Austeridade fiscal, balanço das ações de transparência e controle, execução orçamentária, e  apresentação do calendário de audiências do Plano de Desenvolvimento Integrado. Estes foram alguns dos temas debatidos, na manhã desta segunda-feira (21), na reunião entre o governador Paulo Hartung e aos membros do secretariado, diretores de órgãos e empresas públicas estaduais. O encontro a trabalho foi realizada no Palácio Anchieta, em Vitória.

Durante a reunião, o governador Paulo Hartung explicou que o Estado está com as contas equilibradas e com pagamento do funcionalismo público e fornecedores em dia.

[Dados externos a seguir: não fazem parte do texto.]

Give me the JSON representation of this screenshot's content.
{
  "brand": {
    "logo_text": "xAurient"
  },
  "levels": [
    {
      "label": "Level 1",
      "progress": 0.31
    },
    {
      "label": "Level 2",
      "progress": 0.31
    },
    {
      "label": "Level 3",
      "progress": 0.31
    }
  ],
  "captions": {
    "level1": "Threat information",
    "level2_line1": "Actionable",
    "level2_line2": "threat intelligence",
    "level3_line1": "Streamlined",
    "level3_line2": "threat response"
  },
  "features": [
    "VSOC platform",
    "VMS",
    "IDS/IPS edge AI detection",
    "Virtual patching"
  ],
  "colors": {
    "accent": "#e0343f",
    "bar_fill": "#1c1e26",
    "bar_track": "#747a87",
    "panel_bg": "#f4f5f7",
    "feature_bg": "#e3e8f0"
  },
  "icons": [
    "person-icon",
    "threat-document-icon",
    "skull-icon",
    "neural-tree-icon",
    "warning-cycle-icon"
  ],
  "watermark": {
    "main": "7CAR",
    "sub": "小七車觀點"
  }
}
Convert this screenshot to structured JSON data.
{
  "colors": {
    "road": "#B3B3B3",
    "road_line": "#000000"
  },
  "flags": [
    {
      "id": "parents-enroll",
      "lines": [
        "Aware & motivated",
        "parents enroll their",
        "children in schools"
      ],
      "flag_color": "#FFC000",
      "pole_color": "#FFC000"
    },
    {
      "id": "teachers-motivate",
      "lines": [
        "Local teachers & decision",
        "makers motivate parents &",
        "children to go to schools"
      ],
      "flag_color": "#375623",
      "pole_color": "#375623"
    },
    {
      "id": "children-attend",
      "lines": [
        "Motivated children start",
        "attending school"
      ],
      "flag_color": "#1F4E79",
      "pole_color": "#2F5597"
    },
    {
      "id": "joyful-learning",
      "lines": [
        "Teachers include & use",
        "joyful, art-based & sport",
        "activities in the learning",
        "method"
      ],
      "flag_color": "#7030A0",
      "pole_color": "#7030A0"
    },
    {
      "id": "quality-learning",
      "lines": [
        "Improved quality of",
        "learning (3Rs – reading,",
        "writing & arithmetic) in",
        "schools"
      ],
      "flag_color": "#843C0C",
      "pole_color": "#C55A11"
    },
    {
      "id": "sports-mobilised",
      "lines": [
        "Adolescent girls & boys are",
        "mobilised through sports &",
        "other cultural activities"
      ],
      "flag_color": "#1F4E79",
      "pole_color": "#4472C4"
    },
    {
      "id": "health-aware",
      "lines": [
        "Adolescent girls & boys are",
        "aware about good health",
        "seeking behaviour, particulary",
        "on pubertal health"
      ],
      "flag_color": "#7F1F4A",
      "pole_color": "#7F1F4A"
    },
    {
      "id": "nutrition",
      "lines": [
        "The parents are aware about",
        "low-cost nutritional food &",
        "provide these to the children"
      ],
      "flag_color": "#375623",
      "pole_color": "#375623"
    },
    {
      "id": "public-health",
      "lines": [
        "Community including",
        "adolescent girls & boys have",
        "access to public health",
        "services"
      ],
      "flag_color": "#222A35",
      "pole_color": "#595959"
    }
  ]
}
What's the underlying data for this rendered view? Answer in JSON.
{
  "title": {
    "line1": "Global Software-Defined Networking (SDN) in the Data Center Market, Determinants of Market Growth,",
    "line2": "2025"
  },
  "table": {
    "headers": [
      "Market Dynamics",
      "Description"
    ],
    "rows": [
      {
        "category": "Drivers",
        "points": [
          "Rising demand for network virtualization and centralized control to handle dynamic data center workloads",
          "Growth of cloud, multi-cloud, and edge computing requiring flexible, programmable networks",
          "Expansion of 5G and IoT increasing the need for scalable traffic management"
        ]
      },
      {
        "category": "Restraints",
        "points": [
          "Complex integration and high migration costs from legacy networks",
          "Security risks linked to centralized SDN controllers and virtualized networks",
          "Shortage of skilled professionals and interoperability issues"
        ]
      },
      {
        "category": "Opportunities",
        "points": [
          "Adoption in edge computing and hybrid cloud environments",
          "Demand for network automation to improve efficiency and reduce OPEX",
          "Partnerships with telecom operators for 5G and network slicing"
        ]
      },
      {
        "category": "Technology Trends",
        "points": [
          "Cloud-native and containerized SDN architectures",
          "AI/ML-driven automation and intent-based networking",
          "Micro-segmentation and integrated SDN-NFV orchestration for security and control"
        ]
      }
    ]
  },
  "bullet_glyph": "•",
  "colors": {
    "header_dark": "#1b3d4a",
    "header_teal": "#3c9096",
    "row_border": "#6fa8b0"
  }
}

Hartung destacou a importância do poder público atuar com agilidade e fazer uso de ferramentas gerenciais. “Desde o planejamento estratégico trilhamos um caminho a ser seguido com um conjunto de ações de Governo, que estão em execução. É importante desempenharmos as ações previstas para que possamos implantar as políticas públicas inovadoras e os serviços necessários à população,” disse.

Ajuste fiscal capixaba é destaque nacional

De acordo com informações do Tesouro Nacional, o Espírito Santo foi o único Estado que, no ano de 2016, registrou queda real de receitas, e também teve uma queda real das despesas, tanto obrigatórias, quanto discricionárias. A informação foi extraída da primeira versão da edição 2017 do Boletim ‘Finanças dos Entes Subnacionais’. A publicação traz os dados preliminares de estados e municípios referentes a 2016. A versão final será divulgada até o final deste ano, trazendo as informações definitivas com mais de 100 mil habitantes.

Com base nas informações contidas no documento, o Espírito Santo, junto com Rio de Janeiro e Mato Grosso do Sul, sofreu com a queda da receita líquida de 2015 para 2016. Porém, o Estado, foi o único que realizou um ajuste fiscal rigoroso. Como consequência, o Tesouro Nacional classificou o Espírito Santo com a nota de crédito em B, uma das maiores do Brasil. Essa classificação permite que o Estado tenha acesso de forma mais fácil e barata a créditos com aval da União.